A man hangs up a mosquito net to dry after applying insect repellent to it. Yesterday officials met to discuss implementation strategies for the first two years of critical malaria surveillance programs.
A man hangs up a mosquito net to dry after applying insect repellent to it. Yesterday officials met to discuss implementation strategies for the first two years of critical malaria surveillance programs. Sovan Philong

Next step in malaria strategy: paying for it

Following Wednesday’s announcement of an ambitious new five-year plan to eliminate malaria in Cambodia, National Centre for Malaria (CNM) officials and donors met again yesterday, this time to discuss patching up a $22.8 million budget gap to fund the strategy’s first two years.

Financial estimates presented by the centre’s Dr Siv Sovannaroth show that only $26.1 million of the $48.9 million projected budget for 2016-2017 is currently available to pay for malaria surveillance programs developed for the new policy.

“We cannot talk about elimination without surveillance,” Dr Luciano Tuseo, malaria program head for WHO Cambodia, told attendees.

According to a concept note distributed to donors yesterday, the new surveillance system seeks to improve on an old one it describes as “inefficient and duplicative”.

Indeed, it was not until 2014 that malaria cases treated by the private sector were even included in national statistics.

That first year, they accounted for about 17,000 cases on top of the 56,271 public sector cases, according to Population Services Khmer representative Abigail Pratt, who said that private health care providers had “previously been a black hole of information”.

According to the malaria centre, the new system will include the creation of an operations manual – “three or four weeks from being finalised” – which will be deployed nationally to standardise reporting.

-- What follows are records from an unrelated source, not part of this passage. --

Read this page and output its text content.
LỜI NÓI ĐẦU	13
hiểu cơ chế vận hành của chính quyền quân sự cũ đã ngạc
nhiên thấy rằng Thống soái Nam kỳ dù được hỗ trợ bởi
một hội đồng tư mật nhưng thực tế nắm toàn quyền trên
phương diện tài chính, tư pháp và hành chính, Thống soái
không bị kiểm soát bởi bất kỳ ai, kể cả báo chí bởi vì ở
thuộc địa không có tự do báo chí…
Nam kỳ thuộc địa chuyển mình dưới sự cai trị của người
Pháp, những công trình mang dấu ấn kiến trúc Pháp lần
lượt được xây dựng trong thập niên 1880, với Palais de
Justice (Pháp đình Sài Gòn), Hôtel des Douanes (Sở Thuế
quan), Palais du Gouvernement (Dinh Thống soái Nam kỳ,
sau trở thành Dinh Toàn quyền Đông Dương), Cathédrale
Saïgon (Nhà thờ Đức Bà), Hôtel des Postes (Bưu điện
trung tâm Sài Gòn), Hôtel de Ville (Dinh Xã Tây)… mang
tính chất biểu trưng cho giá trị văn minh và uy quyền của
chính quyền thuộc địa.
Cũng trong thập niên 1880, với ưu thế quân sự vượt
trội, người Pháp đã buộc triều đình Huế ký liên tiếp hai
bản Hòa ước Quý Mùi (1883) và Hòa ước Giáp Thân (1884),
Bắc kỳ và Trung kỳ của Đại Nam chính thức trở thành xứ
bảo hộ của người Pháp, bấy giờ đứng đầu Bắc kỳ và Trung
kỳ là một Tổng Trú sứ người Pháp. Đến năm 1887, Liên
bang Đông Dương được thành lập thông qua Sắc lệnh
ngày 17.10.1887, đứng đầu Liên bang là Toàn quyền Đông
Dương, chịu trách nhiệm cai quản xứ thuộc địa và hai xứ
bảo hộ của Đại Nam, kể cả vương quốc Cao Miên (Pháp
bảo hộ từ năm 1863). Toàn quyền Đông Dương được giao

So-called “active surveillance” relies heavily on thousands of “Village Malaria Workers” (VMWs) and other staff that – if the plan succeeds – would be able to ensure a response “within 48 hours” after cases are reported via phone, triggering an alert to local health centres and operational district staff.

Under the new plan, these gaps in reporting would be closed and a centralised “Malaria Information System” that all partner organisations would feed into would be established.

Despite the budget shortfall, both CNM officials and donors were optimistic about closing the gap, which they said could be done in part by simply re-allocating existing funds.

“Some activities are underfunded and some are overfunded,” Sovannaroth said, adding that other internationally funded projects addressing malaria could be “realigned” to fulfil MEAF’s needs.

Major donor Global Fund’s Cambodia portfolio manager Nicole Delaney noted the potential to extend existing grant money and assured a commitment to funding VMWs “into the future”.

A previous version of this article incorrectly stated that for 2014, about 17,000 malaria cases out of a total of 56,271 were treated by private healthcare providers. In fact, private healthcare providers treated 17,000 cases in addition to the 56,271 treated by public providers. The Post apologises for any confusion caused.